Abstract_EANA2024-58

Abstract EANA2024-58

Infrared characterization and stability studies under UV radiation of L-histidine in Nontronite to assist Mars missions in biosignature detection.

Ilaria Bergamo (1), Cristina García Florentino (2), Andrew Alberini (2), Sole Biancalani (2), John Robert Brucato (2) and Teresa Fornaro (2)
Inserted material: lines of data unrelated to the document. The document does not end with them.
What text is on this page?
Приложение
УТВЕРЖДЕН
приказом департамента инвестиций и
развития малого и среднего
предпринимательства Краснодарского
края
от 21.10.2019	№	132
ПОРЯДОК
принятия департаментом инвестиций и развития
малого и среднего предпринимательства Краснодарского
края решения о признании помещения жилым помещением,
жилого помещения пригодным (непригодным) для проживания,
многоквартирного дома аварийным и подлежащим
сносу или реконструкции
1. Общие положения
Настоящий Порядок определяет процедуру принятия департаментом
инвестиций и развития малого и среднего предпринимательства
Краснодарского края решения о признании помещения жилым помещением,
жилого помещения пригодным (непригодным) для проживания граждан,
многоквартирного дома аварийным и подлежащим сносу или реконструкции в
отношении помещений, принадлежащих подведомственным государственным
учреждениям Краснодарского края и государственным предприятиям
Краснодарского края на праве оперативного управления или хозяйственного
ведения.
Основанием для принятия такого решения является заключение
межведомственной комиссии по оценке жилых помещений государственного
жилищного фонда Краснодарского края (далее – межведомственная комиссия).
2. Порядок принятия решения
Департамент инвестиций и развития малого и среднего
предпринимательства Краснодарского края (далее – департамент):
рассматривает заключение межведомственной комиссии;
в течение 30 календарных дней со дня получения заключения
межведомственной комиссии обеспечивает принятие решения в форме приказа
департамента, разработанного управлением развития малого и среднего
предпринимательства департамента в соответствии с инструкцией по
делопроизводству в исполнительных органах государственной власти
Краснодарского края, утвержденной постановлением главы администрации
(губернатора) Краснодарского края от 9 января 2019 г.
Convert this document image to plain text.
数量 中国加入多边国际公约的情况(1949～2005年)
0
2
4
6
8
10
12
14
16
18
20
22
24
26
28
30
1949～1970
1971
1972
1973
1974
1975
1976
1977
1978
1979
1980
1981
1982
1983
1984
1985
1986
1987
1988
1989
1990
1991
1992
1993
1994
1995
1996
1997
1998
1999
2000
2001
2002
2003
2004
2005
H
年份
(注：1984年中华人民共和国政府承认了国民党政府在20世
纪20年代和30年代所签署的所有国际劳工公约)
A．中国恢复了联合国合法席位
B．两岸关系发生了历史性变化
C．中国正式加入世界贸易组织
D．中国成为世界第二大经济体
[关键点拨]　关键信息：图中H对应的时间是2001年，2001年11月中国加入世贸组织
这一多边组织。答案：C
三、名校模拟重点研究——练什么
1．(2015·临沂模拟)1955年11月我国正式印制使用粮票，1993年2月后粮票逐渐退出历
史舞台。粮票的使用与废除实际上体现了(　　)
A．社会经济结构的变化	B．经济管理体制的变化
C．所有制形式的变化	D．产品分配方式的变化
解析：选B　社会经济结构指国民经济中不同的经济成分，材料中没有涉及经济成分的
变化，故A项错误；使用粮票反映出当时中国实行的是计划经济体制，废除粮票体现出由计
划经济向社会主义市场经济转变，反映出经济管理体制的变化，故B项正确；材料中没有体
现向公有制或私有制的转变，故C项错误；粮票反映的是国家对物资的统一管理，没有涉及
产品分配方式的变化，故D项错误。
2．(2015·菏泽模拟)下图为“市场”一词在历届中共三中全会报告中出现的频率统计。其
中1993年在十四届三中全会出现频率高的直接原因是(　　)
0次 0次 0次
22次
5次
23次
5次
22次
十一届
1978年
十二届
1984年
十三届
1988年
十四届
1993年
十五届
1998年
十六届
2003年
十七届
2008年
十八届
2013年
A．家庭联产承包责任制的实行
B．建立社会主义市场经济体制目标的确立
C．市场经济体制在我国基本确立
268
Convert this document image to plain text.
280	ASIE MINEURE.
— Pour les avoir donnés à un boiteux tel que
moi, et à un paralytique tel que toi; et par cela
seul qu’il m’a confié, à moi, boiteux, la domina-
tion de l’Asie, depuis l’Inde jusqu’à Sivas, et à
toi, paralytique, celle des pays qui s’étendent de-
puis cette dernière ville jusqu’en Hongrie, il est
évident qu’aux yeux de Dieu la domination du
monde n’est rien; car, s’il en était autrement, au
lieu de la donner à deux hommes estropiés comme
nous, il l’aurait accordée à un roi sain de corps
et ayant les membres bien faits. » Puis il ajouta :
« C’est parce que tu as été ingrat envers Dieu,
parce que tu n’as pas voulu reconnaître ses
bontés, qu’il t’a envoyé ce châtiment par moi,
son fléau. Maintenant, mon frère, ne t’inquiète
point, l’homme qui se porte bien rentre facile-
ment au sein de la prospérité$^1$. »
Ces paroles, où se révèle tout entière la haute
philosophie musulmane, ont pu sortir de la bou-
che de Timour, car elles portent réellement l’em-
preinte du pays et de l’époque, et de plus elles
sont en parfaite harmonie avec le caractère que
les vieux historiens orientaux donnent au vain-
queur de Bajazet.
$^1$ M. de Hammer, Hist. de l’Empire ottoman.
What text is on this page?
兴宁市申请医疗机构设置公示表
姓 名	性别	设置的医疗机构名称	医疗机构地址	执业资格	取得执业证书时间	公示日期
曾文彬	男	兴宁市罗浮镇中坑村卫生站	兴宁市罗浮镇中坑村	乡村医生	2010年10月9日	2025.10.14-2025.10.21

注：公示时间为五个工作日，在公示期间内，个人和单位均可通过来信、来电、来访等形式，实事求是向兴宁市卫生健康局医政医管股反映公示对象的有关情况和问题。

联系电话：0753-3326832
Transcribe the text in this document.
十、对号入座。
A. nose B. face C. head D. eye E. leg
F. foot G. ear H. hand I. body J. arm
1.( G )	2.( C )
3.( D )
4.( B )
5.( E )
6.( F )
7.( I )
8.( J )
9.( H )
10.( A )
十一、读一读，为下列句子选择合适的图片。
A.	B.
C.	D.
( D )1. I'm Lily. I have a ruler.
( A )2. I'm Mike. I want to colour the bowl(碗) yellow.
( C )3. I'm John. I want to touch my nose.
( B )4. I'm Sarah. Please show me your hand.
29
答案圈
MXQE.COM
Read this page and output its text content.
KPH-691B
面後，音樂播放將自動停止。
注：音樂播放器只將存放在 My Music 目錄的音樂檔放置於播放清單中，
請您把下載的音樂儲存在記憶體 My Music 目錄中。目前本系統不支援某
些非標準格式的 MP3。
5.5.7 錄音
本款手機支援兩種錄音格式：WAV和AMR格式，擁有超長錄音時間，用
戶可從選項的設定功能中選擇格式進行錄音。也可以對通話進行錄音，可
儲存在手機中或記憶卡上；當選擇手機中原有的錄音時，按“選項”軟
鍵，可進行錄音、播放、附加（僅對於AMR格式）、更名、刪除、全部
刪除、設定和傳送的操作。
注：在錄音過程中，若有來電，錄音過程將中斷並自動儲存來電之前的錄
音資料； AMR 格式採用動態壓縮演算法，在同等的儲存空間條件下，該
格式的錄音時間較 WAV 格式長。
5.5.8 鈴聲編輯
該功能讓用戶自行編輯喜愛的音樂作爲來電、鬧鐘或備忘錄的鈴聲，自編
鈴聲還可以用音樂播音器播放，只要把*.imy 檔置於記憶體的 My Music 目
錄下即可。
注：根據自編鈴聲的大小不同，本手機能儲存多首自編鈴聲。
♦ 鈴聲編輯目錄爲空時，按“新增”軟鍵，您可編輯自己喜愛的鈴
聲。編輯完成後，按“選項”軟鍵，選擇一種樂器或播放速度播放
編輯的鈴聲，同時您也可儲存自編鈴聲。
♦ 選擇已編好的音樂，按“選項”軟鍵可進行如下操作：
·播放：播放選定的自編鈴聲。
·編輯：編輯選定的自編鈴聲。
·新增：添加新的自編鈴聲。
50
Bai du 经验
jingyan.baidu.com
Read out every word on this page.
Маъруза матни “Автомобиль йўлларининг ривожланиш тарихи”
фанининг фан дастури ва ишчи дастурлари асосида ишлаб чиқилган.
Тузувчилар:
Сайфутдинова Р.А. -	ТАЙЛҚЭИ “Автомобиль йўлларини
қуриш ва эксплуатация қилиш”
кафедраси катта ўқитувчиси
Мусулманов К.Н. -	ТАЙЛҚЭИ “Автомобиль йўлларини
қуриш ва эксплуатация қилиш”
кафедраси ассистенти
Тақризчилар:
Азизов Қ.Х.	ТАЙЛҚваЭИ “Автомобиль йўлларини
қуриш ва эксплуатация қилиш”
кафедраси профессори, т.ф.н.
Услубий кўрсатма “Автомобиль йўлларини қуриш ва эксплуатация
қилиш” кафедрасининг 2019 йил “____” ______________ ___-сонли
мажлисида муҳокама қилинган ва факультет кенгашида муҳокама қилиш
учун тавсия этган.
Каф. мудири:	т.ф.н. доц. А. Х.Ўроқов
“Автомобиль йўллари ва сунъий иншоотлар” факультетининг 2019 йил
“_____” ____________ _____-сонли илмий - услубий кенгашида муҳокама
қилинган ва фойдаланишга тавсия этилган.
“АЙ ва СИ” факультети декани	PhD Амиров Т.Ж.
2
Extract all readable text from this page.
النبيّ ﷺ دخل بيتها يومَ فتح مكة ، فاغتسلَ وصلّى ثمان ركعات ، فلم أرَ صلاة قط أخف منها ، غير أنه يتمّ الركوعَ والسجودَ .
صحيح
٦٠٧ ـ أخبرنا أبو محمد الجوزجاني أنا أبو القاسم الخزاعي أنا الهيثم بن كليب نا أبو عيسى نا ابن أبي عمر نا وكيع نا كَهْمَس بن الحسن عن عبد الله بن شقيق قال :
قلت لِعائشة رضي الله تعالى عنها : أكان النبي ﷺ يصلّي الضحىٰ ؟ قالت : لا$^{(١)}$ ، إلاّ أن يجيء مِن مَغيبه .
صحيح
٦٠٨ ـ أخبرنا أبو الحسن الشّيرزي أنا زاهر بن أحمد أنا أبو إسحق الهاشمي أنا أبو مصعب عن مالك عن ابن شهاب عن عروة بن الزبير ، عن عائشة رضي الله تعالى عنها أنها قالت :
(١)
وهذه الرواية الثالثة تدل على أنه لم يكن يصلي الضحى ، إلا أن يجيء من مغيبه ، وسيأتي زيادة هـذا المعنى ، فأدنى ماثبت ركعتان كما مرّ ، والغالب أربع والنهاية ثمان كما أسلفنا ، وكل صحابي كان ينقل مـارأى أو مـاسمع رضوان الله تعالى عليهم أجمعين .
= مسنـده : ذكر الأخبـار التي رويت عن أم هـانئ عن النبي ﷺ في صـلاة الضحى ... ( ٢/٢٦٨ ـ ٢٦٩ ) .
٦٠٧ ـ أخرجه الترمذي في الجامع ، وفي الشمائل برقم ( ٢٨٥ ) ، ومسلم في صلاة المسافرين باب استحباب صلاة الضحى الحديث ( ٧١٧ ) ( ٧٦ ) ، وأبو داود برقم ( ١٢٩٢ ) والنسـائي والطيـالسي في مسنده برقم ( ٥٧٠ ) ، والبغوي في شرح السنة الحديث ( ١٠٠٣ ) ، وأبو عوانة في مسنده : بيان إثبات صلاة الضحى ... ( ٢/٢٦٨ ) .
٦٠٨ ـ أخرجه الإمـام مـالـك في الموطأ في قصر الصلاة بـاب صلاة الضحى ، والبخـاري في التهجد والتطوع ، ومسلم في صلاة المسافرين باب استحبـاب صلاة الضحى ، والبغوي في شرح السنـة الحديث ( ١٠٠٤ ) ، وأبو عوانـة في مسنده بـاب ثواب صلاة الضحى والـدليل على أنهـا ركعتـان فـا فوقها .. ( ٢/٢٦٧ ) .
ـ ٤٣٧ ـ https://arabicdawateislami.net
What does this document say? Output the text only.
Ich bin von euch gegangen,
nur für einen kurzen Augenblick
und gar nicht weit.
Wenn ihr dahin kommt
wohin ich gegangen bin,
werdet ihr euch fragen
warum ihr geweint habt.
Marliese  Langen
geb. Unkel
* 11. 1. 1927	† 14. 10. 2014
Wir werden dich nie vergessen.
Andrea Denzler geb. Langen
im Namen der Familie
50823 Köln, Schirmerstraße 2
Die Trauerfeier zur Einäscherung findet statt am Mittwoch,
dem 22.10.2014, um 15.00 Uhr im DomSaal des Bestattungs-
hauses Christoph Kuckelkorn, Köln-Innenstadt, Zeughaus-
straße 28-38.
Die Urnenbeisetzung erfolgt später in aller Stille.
(1) GeoBioScience – Ecosystem analyses and science communication, University of Milan, Milan; (2) INAF- Astrophysical Observatory of Arcetri, L.go E. Fermi 5, 50125 Firenze, Italy,

While evidence of the existence of organic molecules on Mars has already been showed, their detection and identification remain challenging due to several factors that can influence their preservation and detectability. In order to improve this, most of the recent Martian missions are equipped with Near Infrared (NIR) vibrational spectroscopy (1). However, the large variety of environmental factors and the interactions between the molecule and the mineral, may turn the interpretation of the IR spectral data very complicated (2). In addition, the thin Martian atmosphere allows ionizing radiations (e.g. UV radiation) to reach the surface, compromising the stability of organic compounds. At the surface, preservation of organic compounds may be obtained thanks to the presence of photoprotective minerals (3). To maximize the probabilities to detect organic compounds on Mars, it is crucial to study the effect of UV radiation of organics adsorbed in minerals that can be representative of Martian soils. In this work, L-histidine adsorbed at different pHs on Nontronite is studied by infrared spectroscopy in order to contribute to the identification of amino acids in Martian missions that make use of this spectroscopic technique. In addition, the UV radiation degradations for the pure amino acid and adsorbed onto Nontronite at different pHs are studied in order to suggest the best preservation environments for its identification on Mars. The adsorption was performed by mixing the nontronite powder with aqueous solutions of L-histidine at different pH conditions. The suspensions were kept under rotation on a test-tube rotator for 24 hours, using an equilibrium adsorption method as previously described by Fornaro et al. (2). Finally, the samples were dried at 30 ◦C in an oven. The interactions between the L-histdine and nontronite was assessed using a Bruker VERTEX 70v FTIR interferometer (Diffuse Reflectance InfraRed Fourier Transform Spectroscopy, DRIFTS) while the molecular stability was performed coupling the VERTEX 70v with a Newport Xenon enhanced UV lamp allowing us to follow the molecular kinetic degradation.

References: (1) Vago, J. L. et al. (2017) Astrobiology, 17, 471–510. (2) Fornaro, T. et al. (2020) Front. Astron. Space Sci., 7, 539289. (3) Fornaro, T. et al. (2018) Life 8 (4), 56.